Back to Sylvia. One day she said, “Regina, from the outside, my life looks amazing, really well put together. But at the end of the day, I feel so bad about myself. I look around at my messy house and I just can’t do it all. My husband, my kids, they make fun of me. I am a lousy housekeeper. I can’t keep up with the laundry. And I don’t know why it’s my job to always remember to get the ketchup. I don’t even use it.”

So I turned to her and said, “Sylvia, listen, just because you have a vagina doesn’t mean it’s all your job.” Betty Friedan, the author of the 1964 best-selling book, “The Feminine Mystique,” might have called Sylvia’s lament, “The Problem With No Name.” But after listening to Sylvia and so many others, I am convinced that the 21st-century problem with no name has a name, and the name is emotional labor.

So what do we do about this?
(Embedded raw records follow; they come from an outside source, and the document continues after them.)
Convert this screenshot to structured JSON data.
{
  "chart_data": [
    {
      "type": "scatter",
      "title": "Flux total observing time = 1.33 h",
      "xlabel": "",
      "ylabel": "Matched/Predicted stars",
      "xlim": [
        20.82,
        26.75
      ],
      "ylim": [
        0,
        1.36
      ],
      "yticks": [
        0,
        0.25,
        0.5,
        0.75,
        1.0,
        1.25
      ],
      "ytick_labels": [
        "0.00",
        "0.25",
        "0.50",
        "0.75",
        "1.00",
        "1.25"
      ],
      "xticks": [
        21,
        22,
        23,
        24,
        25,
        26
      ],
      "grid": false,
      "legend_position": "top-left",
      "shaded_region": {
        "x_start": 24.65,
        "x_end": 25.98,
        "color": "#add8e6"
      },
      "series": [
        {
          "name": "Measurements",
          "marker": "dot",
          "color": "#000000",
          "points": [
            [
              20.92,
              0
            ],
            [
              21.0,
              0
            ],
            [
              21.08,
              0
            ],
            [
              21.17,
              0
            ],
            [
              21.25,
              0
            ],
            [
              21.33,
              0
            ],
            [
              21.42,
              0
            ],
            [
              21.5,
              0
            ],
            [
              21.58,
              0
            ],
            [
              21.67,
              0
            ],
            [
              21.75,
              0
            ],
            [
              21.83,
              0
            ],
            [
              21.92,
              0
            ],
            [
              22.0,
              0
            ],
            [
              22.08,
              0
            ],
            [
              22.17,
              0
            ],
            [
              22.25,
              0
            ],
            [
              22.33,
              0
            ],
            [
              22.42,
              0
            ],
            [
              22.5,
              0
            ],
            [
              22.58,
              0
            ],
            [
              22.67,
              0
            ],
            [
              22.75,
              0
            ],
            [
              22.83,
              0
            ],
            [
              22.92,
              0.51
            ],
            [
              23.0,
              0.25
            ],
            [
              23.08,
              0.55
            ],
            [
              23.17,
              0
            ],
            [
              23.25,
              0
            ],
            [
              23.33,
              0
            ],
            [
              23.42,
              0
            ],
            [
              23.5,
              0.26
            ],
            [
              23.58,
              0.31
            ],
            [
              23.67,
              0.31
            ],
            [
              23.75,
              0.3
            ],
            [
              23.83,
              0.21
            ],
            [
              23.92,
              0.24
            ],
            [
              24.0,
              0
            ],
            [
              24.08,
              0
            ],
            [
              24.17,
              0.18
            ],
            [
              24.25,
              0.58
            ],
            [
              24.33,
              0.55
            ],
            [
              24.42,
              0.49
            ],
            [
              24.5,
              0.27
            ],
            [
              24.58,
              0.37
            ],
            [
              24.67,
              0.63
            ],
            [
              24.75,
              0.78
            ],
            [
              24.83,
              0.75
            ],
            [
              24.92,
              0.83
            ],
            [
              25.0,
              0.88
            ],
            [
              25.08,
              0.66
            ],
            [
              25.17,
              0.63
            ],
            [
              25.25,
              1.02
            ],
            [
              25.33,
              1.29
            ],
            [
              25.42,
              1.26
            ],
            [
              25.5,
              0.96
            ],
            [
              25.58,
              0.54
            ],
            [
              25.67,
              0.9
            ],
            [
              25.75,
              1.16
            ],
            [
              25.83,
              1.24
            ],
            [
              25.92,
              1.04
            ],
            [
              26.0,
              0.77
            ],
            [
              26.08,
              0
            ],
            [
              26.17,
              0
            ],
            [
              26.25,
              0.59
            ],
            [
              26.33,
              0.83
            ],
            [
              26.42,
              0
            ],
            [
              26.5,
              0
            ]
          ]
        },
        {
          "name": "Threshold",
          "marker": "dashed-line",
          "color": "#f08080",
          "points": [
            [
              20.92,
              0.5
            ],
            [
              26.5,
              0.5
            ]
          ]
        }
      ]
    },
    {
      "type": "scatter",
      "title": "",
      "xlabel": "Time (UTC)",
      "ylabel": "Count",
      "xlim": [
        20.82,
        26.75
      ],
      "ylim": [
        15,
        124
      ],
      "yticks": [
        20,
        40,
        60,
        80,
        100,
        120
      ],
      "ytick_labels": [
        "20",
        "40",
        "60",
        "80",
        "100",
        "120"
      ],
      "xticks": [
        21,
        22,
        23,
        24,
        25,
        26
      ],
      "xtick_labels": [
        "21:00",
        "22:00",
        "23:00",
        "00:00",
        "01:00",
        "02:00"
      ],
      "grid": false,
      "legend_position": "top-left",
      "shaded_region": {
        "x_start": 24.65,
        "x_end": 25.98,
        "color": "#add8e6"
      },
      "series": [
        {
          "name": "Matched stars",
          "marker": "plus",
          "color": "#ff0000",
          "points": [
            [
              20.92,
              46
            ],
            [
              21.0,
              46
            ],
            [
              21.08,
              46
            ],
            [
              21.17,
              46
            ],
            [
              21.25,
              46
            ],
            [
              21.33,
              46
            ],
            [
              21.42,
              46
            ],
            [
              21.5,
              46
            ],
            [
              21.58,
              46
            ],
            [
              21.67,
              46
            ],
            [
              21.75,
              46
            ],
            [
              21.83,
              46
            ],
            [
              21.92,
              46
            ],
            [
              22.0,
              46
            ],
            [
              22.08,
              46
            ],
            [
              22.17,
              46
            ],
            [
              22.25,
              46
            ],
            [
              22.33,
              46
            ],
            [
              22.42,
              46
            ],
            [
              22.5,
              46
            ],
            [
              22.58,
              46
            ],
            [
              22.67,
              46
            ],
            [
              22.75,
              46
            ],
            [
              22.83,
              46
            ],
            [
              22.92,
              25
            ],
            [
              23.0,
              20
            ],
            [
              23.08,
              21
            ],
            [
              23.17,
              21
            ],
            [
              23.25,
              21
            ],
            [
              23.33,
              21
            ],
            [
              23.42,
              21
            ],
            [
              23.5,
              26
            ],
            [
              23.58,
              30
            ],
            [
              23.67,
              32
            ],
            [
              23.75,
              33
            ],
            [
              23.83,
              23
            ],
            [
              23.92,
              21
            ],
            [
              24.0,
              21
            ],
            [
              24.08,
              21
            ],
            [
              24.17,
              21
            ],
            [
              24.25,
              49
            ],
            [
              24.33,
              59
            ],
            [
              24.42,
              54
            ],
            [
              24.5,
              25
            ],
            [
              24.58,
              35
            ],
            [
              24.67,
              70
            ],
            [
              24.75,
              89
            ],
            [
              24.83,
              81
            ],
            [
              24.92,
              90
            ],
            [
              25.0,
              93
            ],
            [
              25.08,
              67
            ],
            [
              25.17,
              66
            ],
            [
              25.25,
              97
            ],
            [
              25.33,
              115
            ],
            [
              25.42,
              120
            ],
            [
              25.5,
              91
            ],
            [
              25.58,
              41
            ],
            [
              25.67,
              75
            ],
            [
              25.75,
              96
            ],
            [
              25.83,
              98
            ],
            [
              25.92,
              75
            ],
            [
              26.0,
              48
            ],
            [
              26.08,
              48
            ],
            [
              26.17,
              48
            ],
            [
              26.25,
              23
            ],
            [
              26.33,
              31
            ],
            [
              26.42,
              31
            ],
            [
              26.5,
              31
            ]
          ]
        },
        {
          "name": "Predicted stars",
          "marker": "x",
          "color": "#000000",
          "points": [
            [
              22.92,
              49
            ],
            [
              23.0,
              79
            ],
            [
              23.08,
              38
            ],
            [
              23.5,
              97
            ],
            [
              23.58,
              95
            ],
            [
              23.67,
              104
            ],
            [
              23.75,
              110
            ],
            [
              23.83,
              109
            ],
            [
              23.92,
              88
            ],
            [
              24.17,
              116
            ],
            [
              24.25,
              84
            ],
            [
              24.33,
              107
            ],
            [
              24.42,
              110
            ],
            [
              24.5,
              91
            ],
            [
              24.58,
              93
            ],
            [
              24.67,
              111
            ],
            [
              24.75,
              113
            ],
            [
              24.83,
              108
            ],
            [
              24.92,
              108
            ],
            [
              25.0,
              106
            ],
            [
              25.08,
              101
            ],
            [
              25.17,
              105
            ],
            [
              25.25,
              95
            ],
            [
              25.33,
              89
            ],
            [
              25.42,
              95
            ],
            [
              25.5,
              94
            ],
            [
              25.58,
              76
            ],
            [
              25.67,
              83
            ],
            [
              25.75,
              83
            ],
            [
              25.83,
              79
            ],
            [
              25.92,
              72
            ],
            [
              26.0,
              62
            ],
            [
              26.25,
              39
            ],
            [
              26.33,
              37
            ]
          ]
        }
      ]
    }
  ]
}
What if we stopped labeling, judging, and resenting ourselves? What if we replaced that narrative with a new one? How would we do this?

Well, first, we want to understand the requirements needed to perform the work of household management, which includes the physical work and the mental load of emotional labor. You know, everything that women and some men do in the home to keep those around them comfortable and happy.

To get all the work done in the paid workplace requires a nearly identical skill set to getting all the work done at home. Simply put, it requires access to your executive functions, the part of the brain located in the prefrontal cortex. Our brain’s executive functions are what got us here on time today, allows us to manage our emotions, gives us the ability to plan, process, and prioritize.

Consequently, the very same skills required to have a successful business are also required to run a successful home. So when it comes to the work of the home, it looks like we’ve been referencing the wrong body parts. And yet, the cultural expectation is that the work of the home will fall to women. And it is because of the historical myth that women are better at this work.